Editor's note (8 November 2023): Nature has now retracted the paper. You can read more here.
Editor's note (27 September 2023):Co-authors on this paper have asked for it to be retracted due to flaws in the report.
Original story: Few discoveries in science would revolutionize technology as much as a material that achieves superconductivity at room temperature, under relatively mild pressures.
A team of physicists led by Ranga Dias, a physicist from the University of Rochester in New York now claims they might have cracked it, demonstrating a rare earth metal called lutetium combined with hydrogen and nitrogen can conduct electricity without resistance at 21 degrees Celsius (70 degrees Fahrenheit) and around just 10,000 atmospheres of pressure, the team reports.
That may sound like it's still an unusably high amount of pressure, but the researchers note that even higher pressures are currently used in engineering processes such as chip manufacturing today, so it's something achievable outside of a specialized lab.
If confirmed by other researchers, this would be a huge breakthrough in creating devices that don't waste energy on heat when producing a current.
Ideally this could one day be used to create more efficient computers; faster, frictionless maglev trains; superior X-ray technology; and even more powerful nuclear fusion reactors.
"With this material, the dawn of ambient superconductivity and applied technologies has arrived," the team said in a press release.
The researchers have dubbed the material 'reddmatter' due to the material dramatically changing from blue to pink as it becomes superconductive, and later to red as it becomes a non-superconductive metal.

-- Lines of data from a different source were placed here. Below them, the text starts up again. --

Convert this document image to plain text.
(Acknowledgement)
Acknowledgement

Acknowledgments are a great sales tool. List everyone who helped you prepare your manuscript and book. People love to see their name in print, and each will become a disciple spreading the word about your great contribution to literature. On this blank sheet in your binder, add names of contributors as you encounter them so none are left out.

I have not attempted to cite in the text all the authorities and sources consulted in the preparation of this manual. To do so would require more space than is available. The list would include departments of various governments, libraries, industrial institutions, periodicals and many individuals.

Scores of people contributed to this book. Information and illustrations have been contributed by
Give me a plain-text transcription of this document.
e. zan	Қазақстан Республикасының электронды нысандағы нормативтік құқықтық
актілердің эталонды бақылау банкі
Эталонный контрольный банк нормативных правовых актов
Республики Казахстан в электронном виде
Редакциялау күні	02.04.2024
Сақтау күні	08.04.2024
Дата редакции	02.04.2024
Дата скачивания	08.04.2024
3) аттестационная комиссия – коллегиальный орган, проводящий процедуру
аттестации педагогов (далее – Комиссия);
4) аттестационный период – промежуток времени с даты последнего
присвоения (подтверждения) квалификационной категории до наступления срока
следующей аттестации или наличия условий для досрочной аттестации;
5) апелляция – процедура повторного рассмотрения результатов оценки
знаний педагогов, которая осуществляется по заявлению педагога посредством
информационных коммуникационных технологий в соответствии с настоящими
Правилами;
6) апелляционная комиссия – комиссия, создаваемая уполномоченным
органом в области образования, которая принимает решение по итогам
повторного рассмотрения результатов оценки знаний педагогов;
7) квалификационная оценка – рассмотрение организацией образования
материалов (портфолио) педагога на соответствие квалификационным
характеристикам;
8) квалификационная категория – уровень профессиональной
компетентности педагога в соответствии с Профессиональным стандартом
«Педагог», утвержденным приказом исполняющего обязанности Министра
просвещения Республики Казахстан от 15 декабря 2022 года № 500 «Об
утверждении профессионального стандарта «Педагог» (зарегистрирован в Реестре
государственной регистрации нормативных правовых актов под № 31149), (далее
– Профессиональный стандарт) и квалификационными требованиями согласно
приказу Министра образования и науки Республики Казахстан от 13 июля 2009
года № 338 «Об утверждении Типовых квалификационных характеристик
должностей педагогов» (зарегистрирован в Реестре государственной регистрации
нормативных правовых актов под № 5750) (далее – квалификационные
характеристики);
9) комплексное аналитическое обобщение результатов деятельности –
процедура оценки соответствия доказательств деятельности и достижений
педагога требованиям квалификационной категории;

Before you get too excited, keep in mind that for now this is just one team of researchers sharing their own observations. The data have been published in the prestigious journal Nature, and is sure to draw plenty of debate. There's already plenty of healthy skepticism out there in the physics world.
One of the main concerns is that this same group of researchers published claims of a similar superconductor breakthrough at room temperature, back in 2020. This claim was later retracted by Nature due to issues with reproducibility and questions over the data.
Superconductivity is such a big deal because, usually, when electricity flows through wires – say, going from a power plant to your home, or through the internal circuitry of your smart phone – it's met with friction. This resistance results in energy being lost as heat.
Back in 1911, researchers identified that there were some materials that lost this resistance under extreme cold and high pressure.
In these extreme conditions, the quantum behaviors of electrons inside superconductors strengthen to allow them to form what are known as Cooper pairs, allowing them to travel through the material with perfect efficiency.
Superconductivity is relatively easy to spot as it also results in a material expelling magnetic flux fields.
But getting materials to superconduct at temperatures and pressure levels that are efficient and practical has been incredibly challenging, and something physicists have spent decades working on.
The team from the University of Rochester claim they've now been able to get close to this with reddmatter.
To create the material, researchers developed a gas mixture that was made up of 99 percent hydrogen and 1 percent nitrogen. Left in a chamber with lutetium for a few days at 200 degrees Celsius, the components reacted to form a striking blue compound.
The team then placed the material inside a diamond anvil which is used to put materials under extreme pressure.
As pressure increased the material underwent a "marked visual transformation", going from blue to pink as it became superconductive – something the team confirmed by measuring both the magnetic fields around the material and its electrical conductivity.
As the pressure continued to build the material turned bright red, passing through its superconductive phase and into a non-superconductive metallic state.
Reddmatter displayed superconductivity at around 21 degrees Celsius (70 Fahreneheit), when compressed to a pressure of 145,000 pounds per square inch.
This is still roughly 10,000 times the pressure of Earth's atmosphere, so it'd still require the right kinds of structures and equipment to make practical use of it. It's unlikely to be giving your phone superpowers any time soon.
But it's a significantly lower pressure than other candidates for room temperature superconductors, which require millions of times atmospheric pressure.
One of the big issues now is that the researchers aren't entirely sure of the exact structure of reddmatter. That makes it hard to understand how it's becoming superconductive.
There are indications it may be achieving superconductivity through a different mechanism to other superconductors, physicists ChangQing Jin and David Ceperley, who weren't involved in the research, note in an accompanying Nature New and Views article.
"[The] structural model … suggests that there is relatively little hydrogen present in the authors' samples compared with in similar superconducting compounds," they write.
"Further research will be needed to confirm that [the] material is a high-temperature superconductor, and then to understand whether this state is driven by vibration-induced Cooper pairs – or by an unconventional mechanism that is yet to be uncovered."
Dias admits there is still a lot to be understood about how reddmatter achieves superconductivity. But he remains optimistic reddmatter is an important first step, even if it doesn't end up being the best superconductor out there.
"In day-to-day life we have many different metals we use for different applications, so we will also need different kinds of superconducting materials," said Dias.
"A pathway to superconducting consumer electronics, energy transfer lines, transportation, and significant improvements of magnetic confinement for fusion are now a reality," he added.
"We believe we are now at the modern superconducting era."
The research has been published in Nature.